Aclarado lo anterior hay que decir que la situación de la trabajadora debe considerarse como definitiva en los términos expuestos más arriba. La principal dolencia que se ha tomado en consideración para el reconocimiento de la incapacidad permanente es una omalgia derecha y en el informe médico de evaluación de la incapacidad laboral se indica que la trabajadora es diestra con historia de omalgia derecha mecánica crónica, dolencia que empezó a manifestarse con mayor intensidad desde el año 2015 según resulta de los informes de la sanidad pública incorporados a los autos. Además en el informe citado en primer lugar se concluye que no refiere respuesta a protocolo conservador (infiltraciones y rehabilitación), siendo incluida nuevamente en el protocolo de rehabilitación, de lo que resulta que los tratamientos inicialmente prescritos han resultado infructuosos para la curación de la dolencia. La médica evaluadora reconoce una limitación del arco en hombro dominante menor del 50% con signos de tendinopatía-imprigment positivo, limitación del arco en torno al 50% en región cervical, concluyendo que la exploración e imagen es compatible con tendinopatía del supraespinoso asociado a síndrome impactación con limitación del arco. Nada se dice acerca de nuevas posibilidades terapéuticas salvo la reiteración del tratamiento de rehabilitación. Los demás informes médicos que se citan en la recurrida, además de contener recomendaciones de evitar levantar y transportar pesos, trabajos con los brazos en abducción y posturas de atrapamiento acromio clavicular, incompatibles por lo tanto con la profesión habitual de la trabajadora, no contienen indicación terapéutica alguna. En definitiva la situación de la trabajadora ha de considerarse como definitiva en los términos previstos por la ley sin perjuicio de, en su caso, las revisiones de grado que procedan. Es por lo expuesto que no se estiman cometidas las infracciones denunciadas y por ello procede la confirmación de la recurrida.
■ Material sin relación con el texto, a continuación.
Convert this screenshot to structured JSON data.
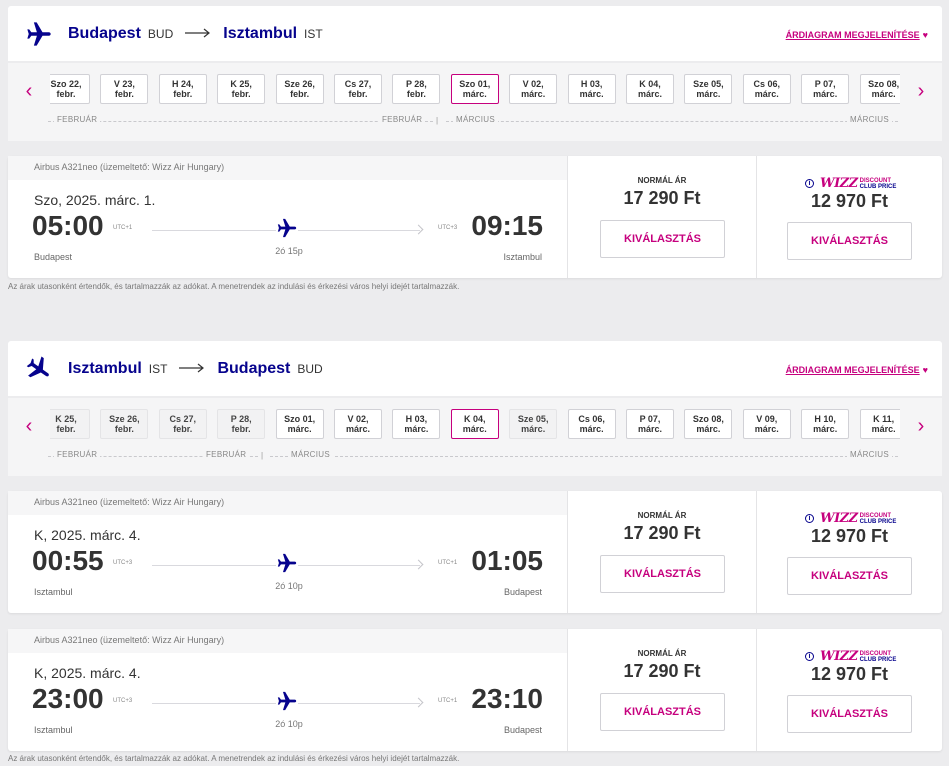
{
  "diagram_label": "ÁRDIAGRAM MEGJELENÍTÉSE",
  "labels": {
    "normal_price": "NORMÁL ÁR",
    "select": "KIVÁLASZTÁS",
    "discount_logo": "WIZZ",
    "discount_line1": "DISCOUNT",
    "discount_line2": "CLUB PRICE"
  },
  "note": "Az árak utasonként értendők, és tartalmazzák az adókat. A menetrendek az indulási és érkezési város helyi idejét tartalmazzák.",
  "colors": {
    "brand_blue": "#06038d",
    "brand_pink": "#c6007e"
  },
  "outbound": {
    "from_city": "Budapest",
    "from_code": "BUD",
    "to_city": "Isztambul",
    "to_code": "IST",
    "dates": [
      {
        "l1": "Szo 22,",
        "l2": "febr.",
        "state": "normal"
      },
      {
        "l1": "V 23,",
        "l2": "febr.",
        "state": "normal"
      },
      {
        "l1": "H 24,",
        "l2": "febr.",
        "state": "normal"
      },
      {
        "l1": "K 25,",
        "l2": "febr.",
        "state": "normal"
      },
      {
        "l1": "Sze 26,",
        "l2": "febr.",
        "state": "normal"
      },
      {
        "l1": "Cs 27,",
        "l2": "febr.",
        "state": "normal"
      },
      {
        "l1": "P 28,",
        "l2": "febr.",
        "state": "normal"
      },
      {
        "l1": "Szo 01,",
        "l2": "márc.",
        "state": "selected"
      },
      {
        "l1": "V 02,",
        "l2": "márc.",
        "state": "normal"
      },
      {
        "l1": "H 03,",
        "l2": "márc.",
        "state": "normal"
      },
      {
        "l1": "K 04,",
        "l2": "márc.",
        "state": "normal"
      },
      {
        "l1": "Sze 05,",
        "l2": "márc.",
        "state": "normal"
      },
      {
        "l1": "Cs 06,",
        "l2": "márc.",
        "state": "normal"
      },
      {
        "l1": "P 07,",
        "l2": "márc.",
        "state": "normal"
      },
      {
        "l1": "Szo 08,",
        "l2": "márc.",
        "state": "normal"
      }
    ],
    "months": [
      "FEBRUÁR",
      "FEBRUÁR",
      "MÁRCIUS",
      "MÁRCIUS"
    ],
    "flights": [
      {
        "aircraft": "Airbus A321neo (üzemeltető: Wizz Air Hungary)",
        "date": "Szo, 2025. márc. 1.",
        "dep_time": "05:00",
        "dep_tz": "UTC+1",
        "dep_city": "Budapest",
        "arr_time": "09:15",
        "arr_tz": "UTC+3",
        "arr_city": "Isztambul",
        "duration": "2ó 15p",
        "normal_price": "17 290 Ft",
        "club_price": "12 970 Ft"
      }
    ]
  },
  "inbound": {
    "from_city": "Isztambul",
    "from_code": "IST",
    "to_city": "Budapest",
    "to_code": "BUD",
    "dates": [
      {
        "l1": "K 25,",
        "l2": "febr.",
        "state": "disabled"
      },
      {
        "l1": "Sze 26,",
        "l2": "febr.",
        "state": "disabled"
      },
      {
        "l1": "Cs 27,",
        "l2": "febr.",
        "state": "disabled"
      },
      {
        "l1": "P 28,",
        "l2": "febr.",
        "state": "disabled"
      },
      {
        "l1": "Szo 01,",
        "l2": "márc.",
        "state": "normal"
      },
      {
        "l1": "V 02,",
        "l2": "márc.",
        "state": "normal"
      },
      {
        "l1": "H 03,",
        "l2": "márc.",
        "state": "normal"
      },
      {
        "l1": "K 04,",
        "l2": "márc.",
        "state": "selected"
      },
      {
        "l1": "Sze 05,",
        "l2": "márc.",
        "state": "disabled"
      },
      {
        "l1": "Cs 06,",
        "l2": "márc.",
        "state": "normal"
      },
      {
        "l1": "P 07,",
        "l2": "márc.",
        "state": "normal"
      },
      {
        "l1": "Szo 08,",
        "l2": "márc.",
        "state": "normal"
      },
      {
        "l1": "V 09,",
        "l2": "márc.",
        "state": "normal"
      },
      {
        "l1": "H 10,",
        "l2": "márc.",
        "state": "normal"
      },
      {
        "l1": "K 11,",
        "l2": "márc.",
        "state": "normal"
      }
    ],
    "months": [
      "FEBRUÁR",
      "FEBRUÁR",
      "MÁRCIUS",
      "MÁRCIUS"
    ],
    "flights": [
      {
        "aircraft": "Airbus A321neo (üzemeltető: Wizz Air Hungary)",
        "date": "K, 2025. márc. 4.",
        "dep_time": "00:55",
        "dep_tz": "UTC+3",
        "dep_city": "Isztambul",
        "arr_time": "01:05",
        "arr_tz": "UTC+1",
        "arr_city": "Budapest",
        "duration": "2ó 10p",
        "normal_price": "17 290 Ft",
        "club_price": "12 970 Ft"
      },
      {
        "aircraft": "Airbus A321neo (üzemeltető: Wizz Air Hungary)",
        "date": "K, 2025. márc. 4.",
        "dep_time": "23:00",
        "dep_tz": "UTC+3",
        "dep_city": "Isztambul",
        "arr_time": "23:10",
        "arr_tz": "UTC+1",
        "arr_city": "Budapest",
        "duration": "2ó 10p",
        "normal_price": "17 290 Ft",
        "club_price": "12 970 Ft"
      }
    ]
  }
}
VISTOS los anteriores preceptos y los demás de general aplicación,
Fallo
Que desestimamos el recurso de suplicación interpuesto por la representación del INSTITUTO NACIONAL DE LA SEGURIDAD SOCIAL contra la sentencia del Juzgado de lo Social nº 4 de Oviedo, dictada en los autos seguidos a instancia de Dª Piedad contra el citado organismo recurrente y la TESORERÍA GENERAL DE LA SEGURIDAD SOCIAL sobre reconocimiento de incapacidad permanente total derivada de enfermedad común, y en consecuencia confirmamos la resolución impugnada.Medios de impugnación Se advierte a las partes que contra esta sentencia cabe interponer recurso de casación para la unificación de doctrina, que habrá de prepararse mediante escrito suscrito por letrado, presentándolo en esta Sala de lo Social dentro del improrrogable plazo de los diez días hábiles siguientes a la fecha de notificación de la misma en los términos de los artículos 221, 230.3 de la LRJS, y con los apercibimientos contenidos en esto y en los artículos 230.4, 5 y 6 de la misma Ley.
Pásense las actuaciones al Sr. Letrado de la Administración de Justicia para cumplir los deberes de publicidad, notificación y registro de la Sentencia.
Así, por esta nuestra Sentencia, definitivamente juzgando, lo pronunciamos, mandamos y firmamos.